Musings From A Longtime Volunteer
By Dan Lafferty
SYM Volunteer
I was struck recently - thinking about Jesus and his need to remove himself from the community in order to spend time with God. Thinking about how, as a spiritual discipline it is important to follow in his steps and do the same. But it's not a permanent removal. Always, he returns to the community and gives it everything he's got. I’ve been thinking about something - how we live in this constant tension - balancing, or rocking back and forth between ideal and the real, between our actions and our understanding of truth, between our desire to love and our inability to love perfectly. We should not consider that the tension is necessarily bad. In fact, a more healthy response would be to recognize that the tension is a necessary part of being human and to deny it, would in fact, represent a loss of this humanness.
So, though it seems like an oxymoron, perhaps the power in the teachings of Jesus have a lot to do with accepting this tension and owning it, and living in peace with it. This requires us to remove ourselves from community to rejuvenate, to re-create our ideals and love, and then come back again to apply them in the reality of our communities. In this we may see some success and failures, and we may falter, we may tend to slip back into judging or get discouraged and we may have to adjust our understanding of truth. Then it is time to repeat the cycle again.
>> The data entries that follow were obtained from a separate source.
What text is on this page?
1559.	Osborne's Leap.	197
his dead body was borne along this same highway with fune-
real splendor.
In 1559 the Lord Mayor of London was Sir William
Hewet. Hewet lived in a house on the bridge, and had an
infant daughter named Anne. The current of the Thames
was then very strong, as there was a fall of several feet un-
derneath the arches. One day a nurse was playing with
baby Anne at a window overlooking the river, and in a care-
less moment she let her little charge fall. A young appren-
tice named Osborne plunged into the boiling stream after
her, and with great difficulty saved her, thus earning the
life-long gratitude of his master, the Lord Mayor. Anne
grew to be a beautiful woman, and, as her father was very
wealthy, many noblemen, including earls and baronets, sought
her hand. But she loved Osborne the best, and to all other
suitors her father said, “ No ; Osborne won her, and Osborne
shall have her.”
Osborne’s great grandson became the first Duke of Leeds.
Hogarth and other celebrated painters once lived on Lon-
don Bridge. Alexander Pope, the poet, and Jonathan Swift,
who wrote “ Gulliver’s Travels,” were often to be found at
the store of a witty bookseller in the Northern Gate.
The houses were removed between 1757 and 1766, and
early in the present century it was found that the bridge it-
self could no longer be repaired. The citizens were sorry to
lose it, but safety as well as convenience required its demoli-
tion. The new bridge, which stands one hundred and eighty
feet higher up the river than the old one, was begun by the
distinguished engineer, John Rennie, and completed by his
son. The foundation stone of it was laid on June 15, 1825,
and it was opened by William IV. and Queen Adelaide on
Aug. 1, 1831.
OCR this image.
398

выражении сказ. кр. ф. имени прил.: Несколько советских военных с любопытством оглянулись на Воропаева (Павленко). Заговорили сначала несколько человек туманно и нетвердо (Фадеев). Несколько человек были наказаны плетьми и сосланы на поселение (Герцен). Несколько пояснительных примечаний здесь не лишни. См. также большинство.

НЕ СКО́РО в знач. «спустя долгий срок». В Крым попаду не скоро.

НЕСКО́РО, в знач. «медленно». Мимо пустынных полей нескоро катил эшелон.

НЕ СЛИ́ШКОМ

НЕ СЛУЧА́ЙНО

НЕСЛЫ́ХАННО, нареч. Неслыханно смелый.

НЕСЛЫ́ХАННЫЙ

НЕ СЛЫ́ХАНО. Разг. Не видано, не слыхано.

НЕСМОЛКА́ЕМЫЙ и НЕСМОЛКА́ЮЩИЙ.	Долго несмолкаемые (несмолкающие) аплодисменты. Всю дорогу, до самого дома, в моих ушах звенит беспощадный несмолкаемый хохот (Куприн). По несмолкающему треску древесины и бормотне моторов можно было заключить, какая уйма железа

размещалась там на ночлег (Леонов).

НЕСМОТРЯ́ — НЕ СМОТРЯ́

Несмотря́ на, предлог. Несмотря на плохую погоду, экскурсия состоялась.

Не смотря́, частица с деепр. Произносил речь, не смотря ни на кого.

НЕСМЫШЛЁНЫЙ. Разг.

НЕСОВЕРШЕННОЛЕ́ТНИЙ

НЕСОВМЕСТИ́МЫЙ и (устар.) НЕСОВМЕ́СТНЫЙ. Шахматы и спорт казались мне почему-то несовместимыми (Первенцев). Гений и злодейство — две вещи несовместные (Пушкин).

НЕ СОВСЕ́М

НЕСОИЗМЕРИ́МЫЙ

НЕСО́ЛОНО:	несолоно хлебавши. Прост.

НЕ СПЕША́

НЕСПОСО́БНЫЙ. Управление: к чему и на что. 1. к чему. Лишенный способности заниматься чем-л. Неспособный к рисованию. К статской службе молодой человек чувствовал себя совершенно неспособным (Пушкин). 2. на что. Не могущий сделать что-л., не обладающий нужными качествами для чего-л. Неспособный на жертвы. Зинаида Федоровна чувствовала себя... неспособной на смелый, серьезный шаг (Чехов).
The steps we take are repetitive, but they are necessary if we are to walk forward. When living in this tension with honesty and transparency, we inevitably become more and more skilled at applying the tools of forgiveness, grace, and mercy. These tools are the antithesis of judging others because we are periodically reminded of our own personal shortcomings; and it’s difficult to judge others without also judging oneself. This is the lesson that hovers over the work that I see going on at SYM and the philosophy that is applied by SYM staff. While the rest of the world would come up with a formula that requires the kids to change and deny who they are - implying that who they are is fundamentally wrong; SYM would have them become accepted and loved for who they are. This is recognition that for each one of us, true healing of the whole character can come only within the context of knowing and accepting who we are.